К тому времени как Маррон сумел без запинки выполнить переход от первой большой к седьмой малой позиции, он весь взмок и чувствовал, что вот-вот задохнется. Юноша посмотрел на съера Антона и увидел на его лице улыбку.
- Неплохо. Не такой уж ты и олух деревенский, а, фра Маррон? Тебе еще немало предстоит потрудиться, но ты не опозоришь свой меч в бою.
При этих словах по спине Маррона пробежал холодок. Нахлынули воспоминания. Он уже был в битве, он опозорил и себя, и свой клинок...
- Сьер Антон, я... простите меня... но я предпочел бы не попадать в бой.
Меч упал на пол, и Маррон не глядя потянулся за ножнами.
- Почему?
Крики ребенка заглушали все вокруг. Маррон яростно потряс головой, безуспешно пытаясь заглушить их.
- Работа, которую нас заставляют делать, не стоит того, - резко произнес юноша с горечью в голосе.
- Работа?.. Подними меч и отдохни, Маррон. Вот так, правильно, положи его на сундук и садись. - Сьер Антон первым уселся на меха, покрывавшие постель, и похлопал по одеялу рядом с собой. - Иди сюда.
Маррон неохотно повиновался. Он запустил пальцы в пропотевшую шевелюру и закрыл ладонями глаза, пытаясь прогнать проносившиеся в голове видения.
- Так, а теперь расскажи, что за работу вас заставили делать.
Сьер Антон терпеливо дождался рассказа Маррона и молча выслушал историю о деревне еретиков, о призывах фра Пиета, о сумасшедшей бойне на солнцепеке. Маррон не утаил ничего: ни того, как впервые использовал дядин меч - старая женщина бежала, спотыкаясь, прочь, а меч косо вошел ей в спину, - ни последнего эпизода - как он окровавленными руками вырвал младенца из рук мертвого отца и взмахнул маленьким тельцем, словно играя с ним. Вот только конец у игры вышел слишком страшный. А потом юноша неловко рассказал о том, как преследовали его во сне и наяву воспоминания о содеянном; как ему виделась ржавчина на дядином мече, как слышался крик ребенка - слышался в свисте ветра и в тишине, в пении и криках, а иногда даже в песнопениях монахов во время службы.

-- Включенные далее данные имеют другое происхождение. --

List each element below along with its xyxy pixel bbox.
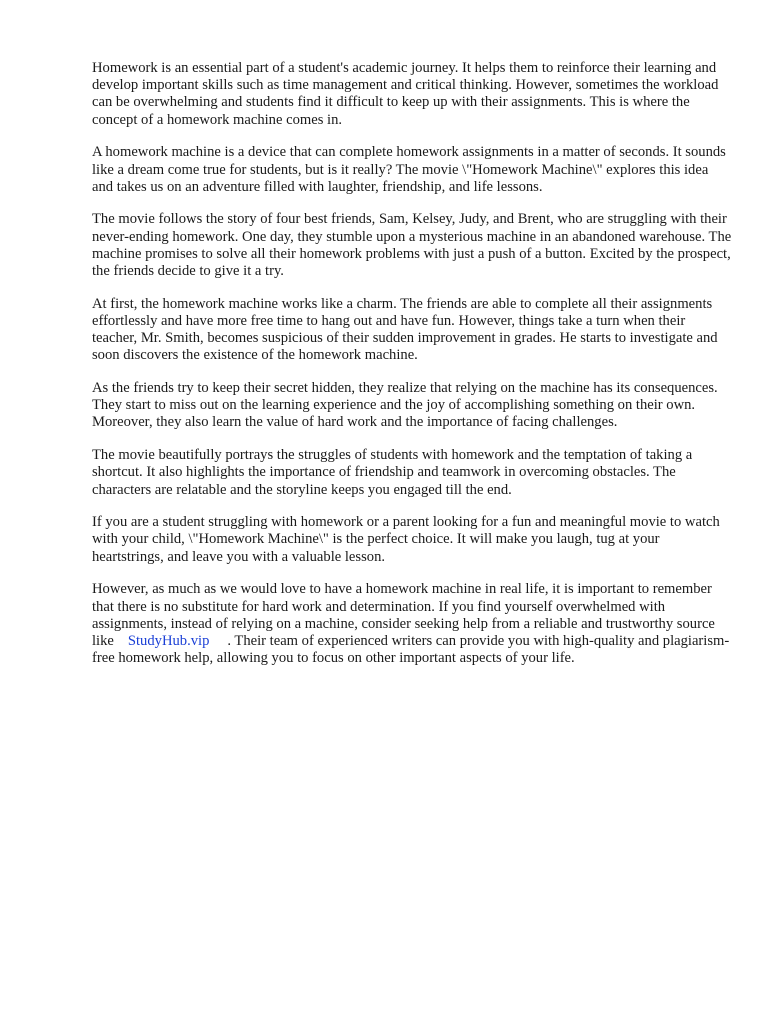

Выслушав рассказ, сьер Антон помолчал какое-то время. Маррону показалось, что рыцарь едва сдерживает отвращение, и это ничуть не удивило юношу.

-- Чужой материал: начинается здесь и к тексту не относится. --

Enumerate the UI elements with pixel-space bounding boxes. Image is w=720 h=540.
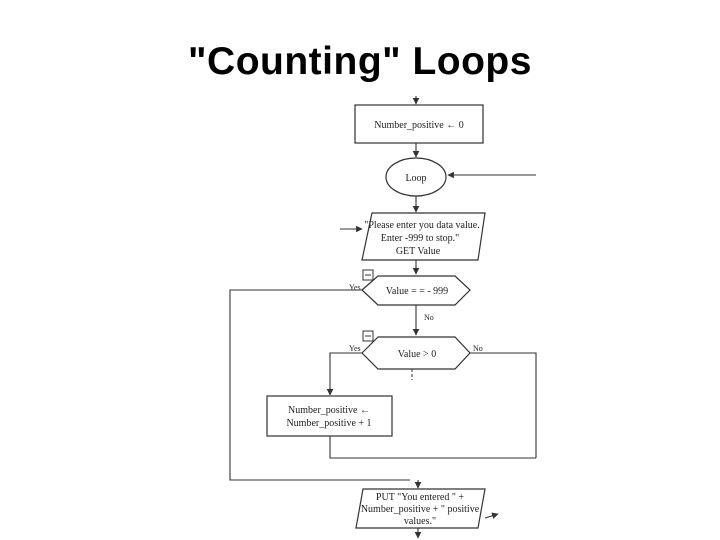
input-io-box <box>362 213 485 260</box>
output-side-arrow <box>485 514 498 518</box>
input-line-2: Enter -999 to stop." <box>380 233 460 244</box>
slide-title: "Counting" Loops <box>188 40 532 83</box>
input-line-1: "Please enter you data value. <box>364 220 480 231</box>
decision-sentinel-label: Value = = - 999 <box>385 286 449 297</box>
collapse-icon[interactable] <box>363 331 373 341</box>
output-line-3: values." <box>403 516 437 527</box>
decision-sentinel <box>362 276 470 305</box>
decision-positive-label: Value > 0 <box>397 349 437 360</box>
increment-process-box <box>267 396 392 436</box>
increment-line-1: Number_positive ← <box>288 405 370 416</box>
decision-positive <box>362 337 470 369</box>
decision-positive-no-label: No <box>473 344 483 353</box>
output-io-box <box>356 489 485 528</box>
loop-node-label: Loop <box>405 173 427 184</box>
increment-merge-path <box>330 436 536 458</box>
positive-yes-path <box>330 353 362 395</box>
positive-no-path <box>470 353 536 458</box>
decision-positive-yes-label: Yes <box>349 344 361 353</box>
init-process-label: Number_positive ← 0 <box>374 120 464 131</box>
input-line-3: GET Value <box>395 246 441 257</box>
decision-sentinel-yes-label: Yes <box>349 283 361 292</box>
decision-sentinel-no-label: No <box>424 313 434 322</box>
loop-node <box>386 158 446 196</box>
init-process-box <box>355 105 483 143</box>
increment-line-2: Number_positive + 1 <box>286 418 372 429</box>
collapse-icon[interactable] <box>363 270 373 280</box>
output-line-1: PUT "You entered " + <box>375 492 465 503</box>
sentinel-yes-path <box>230 290 410 480</box>
output-line-2: Number_positive + " positive <box>360 504 480 515</box>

Однако в конце концов рыцарь положил руку ему на плечо и крепко стиснул его, чего не делал на протяжении всего долгого урока.

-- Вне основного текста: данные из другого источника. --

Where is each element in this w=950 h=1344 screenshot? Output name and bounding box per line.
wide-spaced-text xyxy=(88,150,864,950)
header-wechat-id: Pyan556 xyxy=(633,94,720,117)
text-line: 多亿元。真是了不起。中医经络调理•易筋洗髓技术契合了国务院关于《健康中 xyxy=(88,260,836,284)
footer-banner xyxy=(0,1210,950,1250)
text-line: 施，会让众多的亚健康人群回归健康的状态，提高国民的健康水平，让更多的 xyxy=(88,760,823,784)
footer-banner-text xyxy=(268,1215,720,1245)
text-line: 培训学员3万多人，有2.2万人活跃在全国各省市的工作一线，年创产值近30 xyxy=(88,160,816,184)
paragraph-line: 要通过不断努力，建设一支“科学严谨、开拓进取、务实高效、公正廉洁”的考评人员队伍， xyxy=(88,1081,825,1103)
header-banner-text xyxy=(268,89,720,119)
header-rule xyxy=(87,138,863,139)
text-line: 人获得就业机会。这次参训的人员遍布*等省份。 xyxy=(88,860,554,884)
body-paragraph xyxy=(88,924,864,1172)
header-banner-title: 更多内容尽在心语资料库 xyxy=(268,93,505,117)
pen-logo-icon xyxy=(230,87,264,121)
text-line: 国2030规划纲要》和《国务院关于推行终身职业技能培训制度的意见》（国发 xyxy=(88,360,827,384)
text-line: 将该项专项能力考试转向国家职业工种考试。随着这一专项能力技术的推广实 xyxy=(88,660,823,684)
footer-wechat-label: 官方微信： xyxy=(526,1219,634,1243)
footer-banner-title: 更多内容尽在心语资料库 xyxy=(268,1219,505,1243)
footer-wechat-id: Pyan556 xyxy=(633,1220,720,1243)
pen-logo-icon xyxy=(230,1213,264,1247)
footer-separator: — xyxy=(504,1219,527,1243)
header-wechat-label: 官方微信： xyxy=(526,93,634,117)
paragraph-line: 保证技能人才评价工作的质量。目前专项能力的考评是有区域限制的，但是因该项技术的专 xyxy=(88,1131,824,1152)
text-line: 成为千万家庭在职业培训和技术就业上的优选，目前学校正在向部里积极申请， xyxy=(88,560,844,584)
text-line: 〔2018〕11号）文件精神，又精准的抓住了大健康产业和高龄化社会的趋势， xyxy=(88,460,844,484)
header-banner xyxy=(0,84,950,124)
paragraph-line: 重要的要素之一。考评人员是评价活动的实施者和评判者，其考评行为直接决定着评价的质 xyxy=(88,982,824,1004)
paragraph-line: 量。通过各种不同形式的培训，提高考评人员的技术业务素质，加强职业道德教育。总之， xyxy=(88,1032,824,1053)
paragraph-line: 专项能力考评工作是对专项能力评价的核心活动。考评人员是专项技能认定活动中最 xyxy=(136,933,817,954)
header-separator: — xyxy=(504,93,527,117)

- Ты рассказывал это своему исповеднику? - спросил он.
Неужели он не слушал, неужели не понял?
- Он там был.
Потому это все и случилось...
- Я имею в виду... Впрочем, нет. Дурацкий вопрос, извини. Знаешь, Маррон, в мире случается многое, и помешать этому не в твоей власти. Иногда ты не можешь не участвовать в событиях, иногда они происходят с тобой, иногда ты их приносишь. Здесь, в Чужеземье, это случается особенно часто. Здесь мы ближе к Господнему оку, и это не всегда благо. Гнев Господень касается нас не реже, чем Его мир; и он может вызвать безумие - на время. Недолгое молчание, чуть слышный вздох...
- Когда мне было четырнадцать лет, мой отец приказал повесить целую семью. Это были крестьяне-катари, они жили в нашем поместье и не желали верить в Господа. Таких бывает по нескольку сот в каждом поместье. Помилование, дарованное им Конклавом, защищает их, но не их святилища. Такое святилище было в той деревне, но мой дед не трогал его, говорил, что так катари будут послушнее. Потом дед умер, и мой отец, куда более ревностный в вере, святилище разрушил.